The songs on Exit Dreams were written over the course of the five years between it and our last album. This was a pretty depressing time period for our band.  We were just kind of draining down into the inevitable end. I do think that this type of unavoidable depressing reality allowed us to write more honest music that was free from the conventions and genre mind games that had ensnared us before. This made for an album that I feel is more fluid. The songs do not jump from genre to genre as much as on previous albums.  We were not afraid to mess with verse chorus verse structure.  The stylistic changes happen within songs and I think that makes it more translatable and easier to believe. Not Invited is the one song that is pretty much just a straight pop song and I really see it as more of a throwback to our old albums as opposed to a glimpse into the non-existent future. It does sound like “the ballad” and that’s why it is more of a link to the past.

Oddly enough, I expected this album to be overwhelmingly dark and bleak and one of the things that surprised me with the end product is an odd current of joy and hope that runs throughout it. It almost seems like “Hobo Sunrise” is way darker. I saw one review that claimed “Exit Dreams” was devoid of humor and wrought with dramatic angst and that does not strike me as true at all.

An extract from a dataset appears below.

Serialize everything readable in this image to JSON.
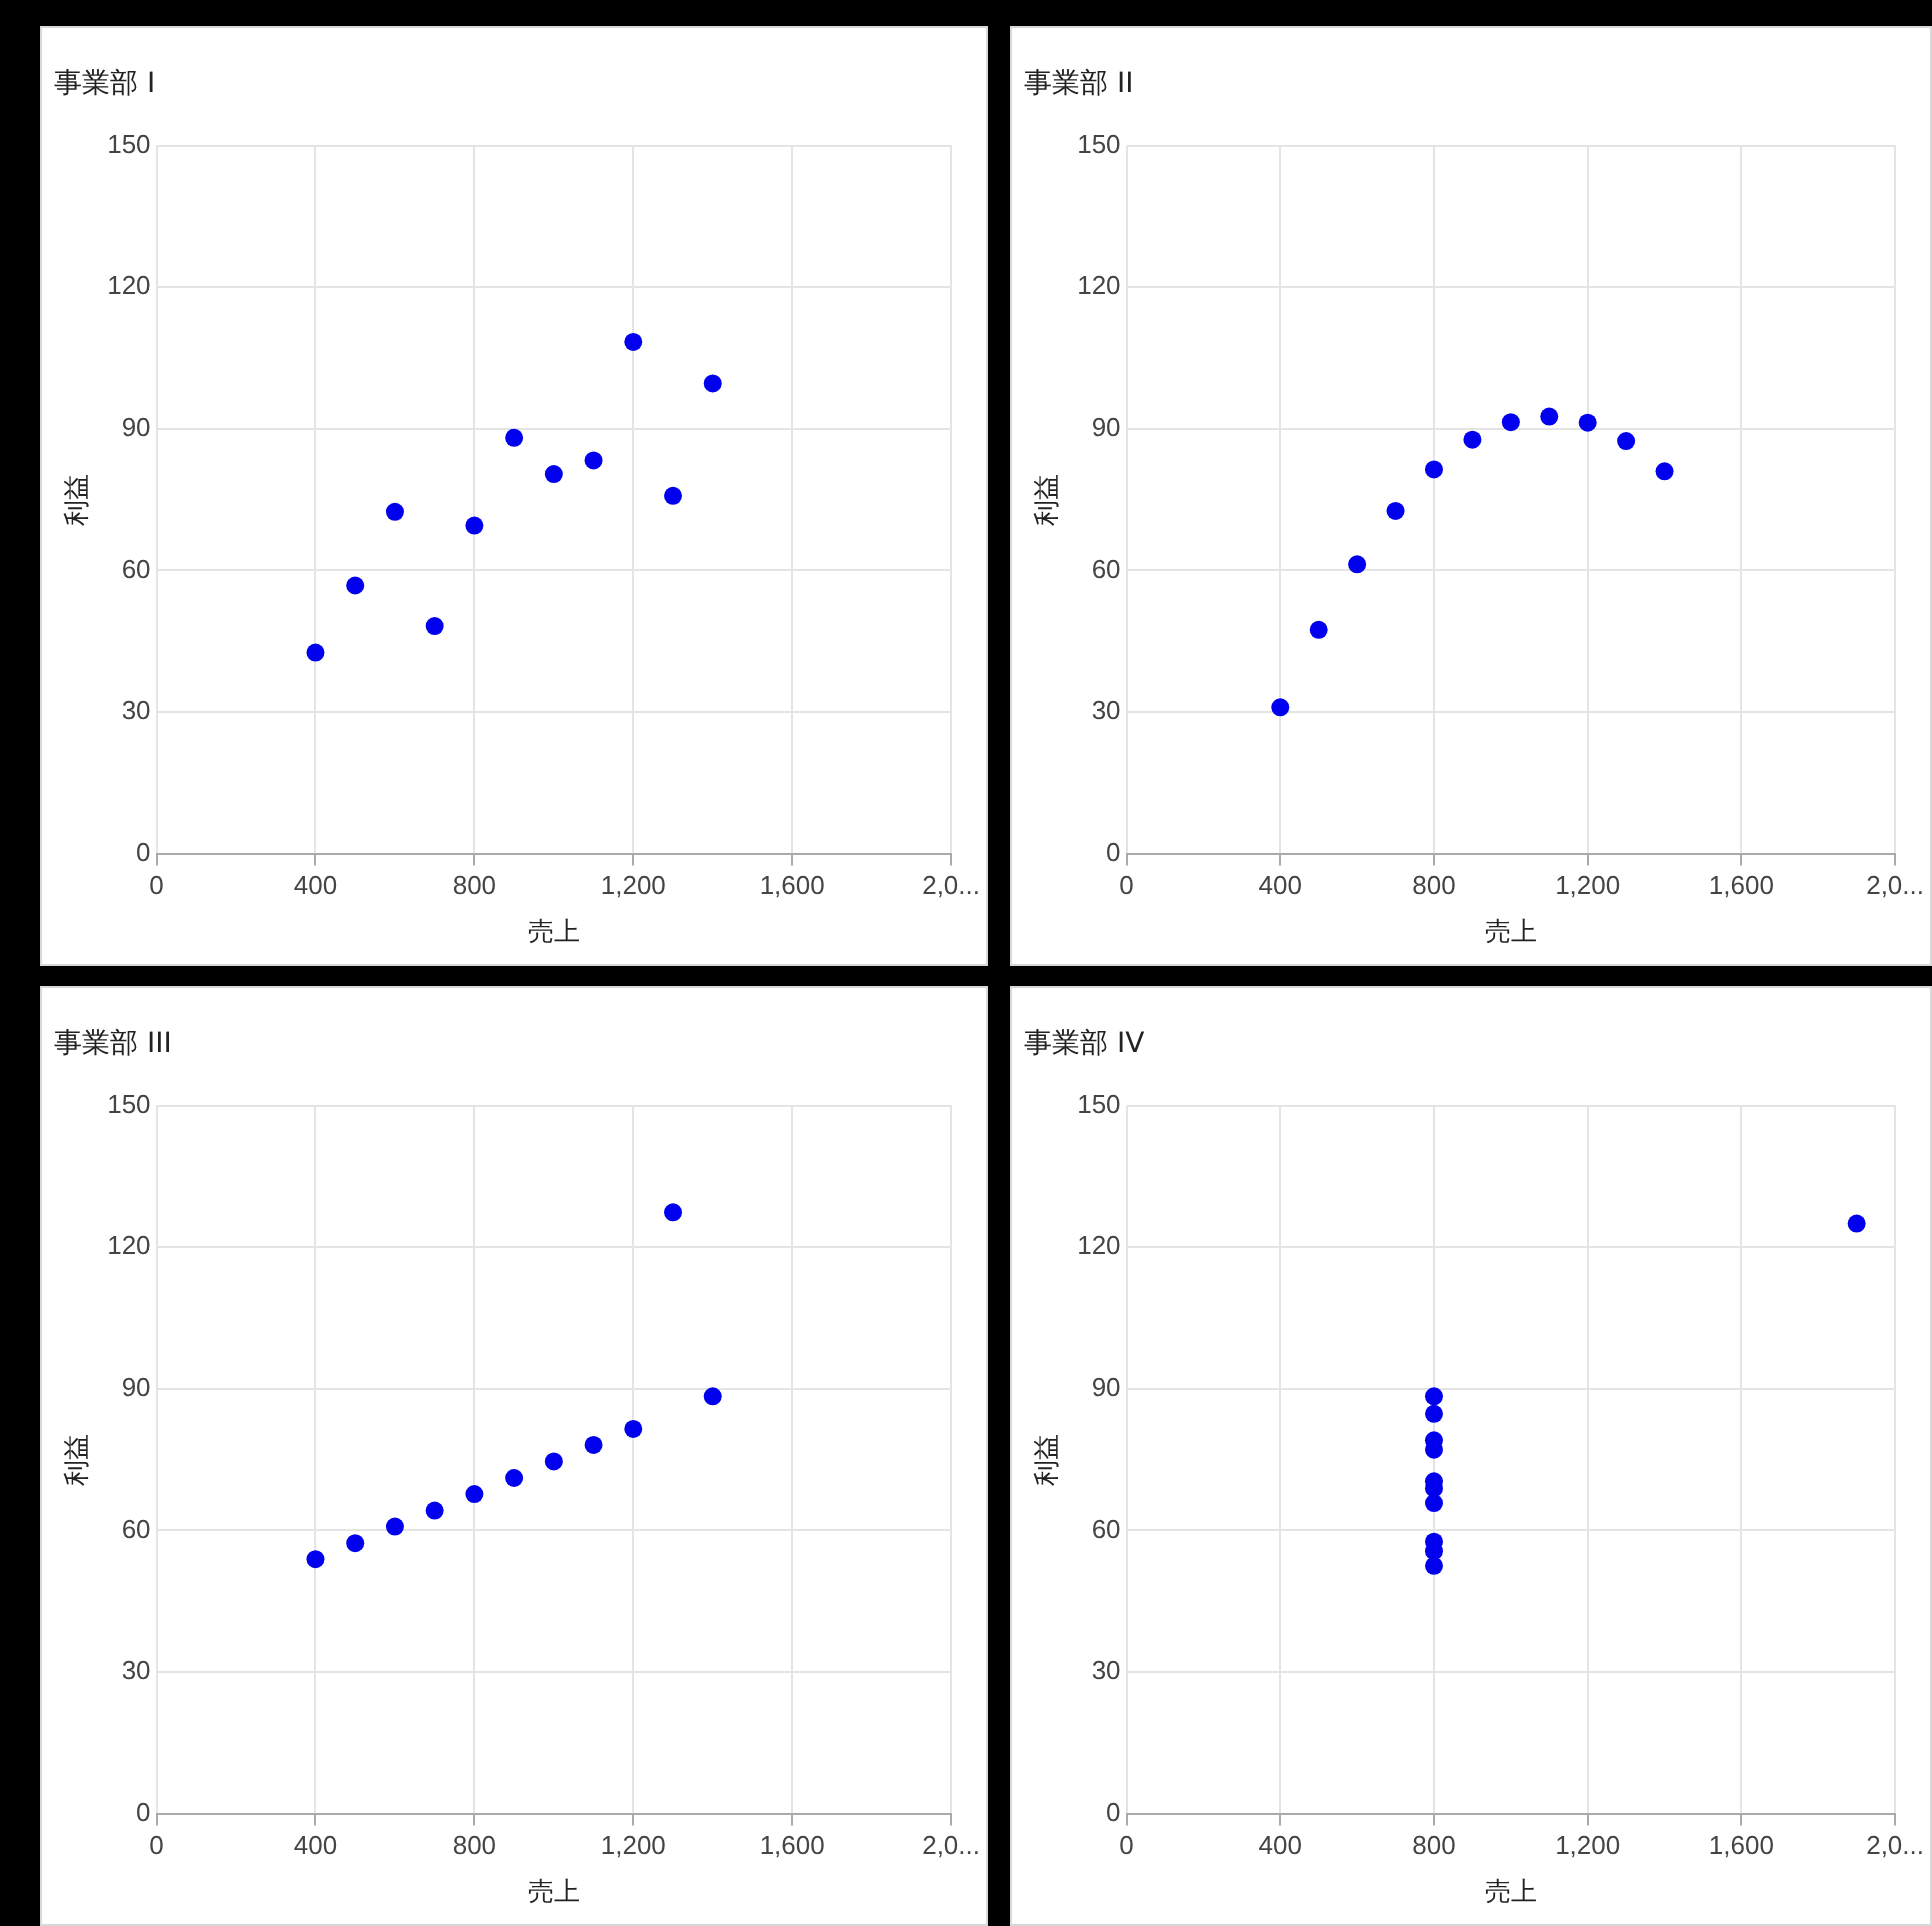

Carnival Debris is about a day at an imaginary circus for god’s sake. Swim Hole is overwhelmingly sprightly and filled with some sort of nostalgic hope.  Once again, that aspect of humor is always missed and I think that is a big key to understanding our band.

 

K: Your drummer’s in a band called the Real Pills? Have you guys performed together? Do other members of the group have other bands or projects pulling them away from the Hunches?

CG: Ben was in the Real Pills before he joined the Hunches back in the year 2000 or so. He quit when he joined our band.

 

K: Your Myspace page (and yes, I know it’s lame to begin a question like that) says that there is/are a member or members in SF? When did that occur and how did that work for the recording of Exit Dreams?

CG: I live in San Francisco but I moved here after Exit Dreams was completed. It is going to pose a minor problem practicing for this tour but I don’t think that it’s too big of a deal.

 

K: Has the band accomplished everything that you wanted it to?

CG: Yes. We did a bunch of major tours, played with a lot of bands that I looked up to, got to put out albums on the record label I had always wanted to work with, we made music that I am proud of, and I think that we got out of the game before we started to suck too hard.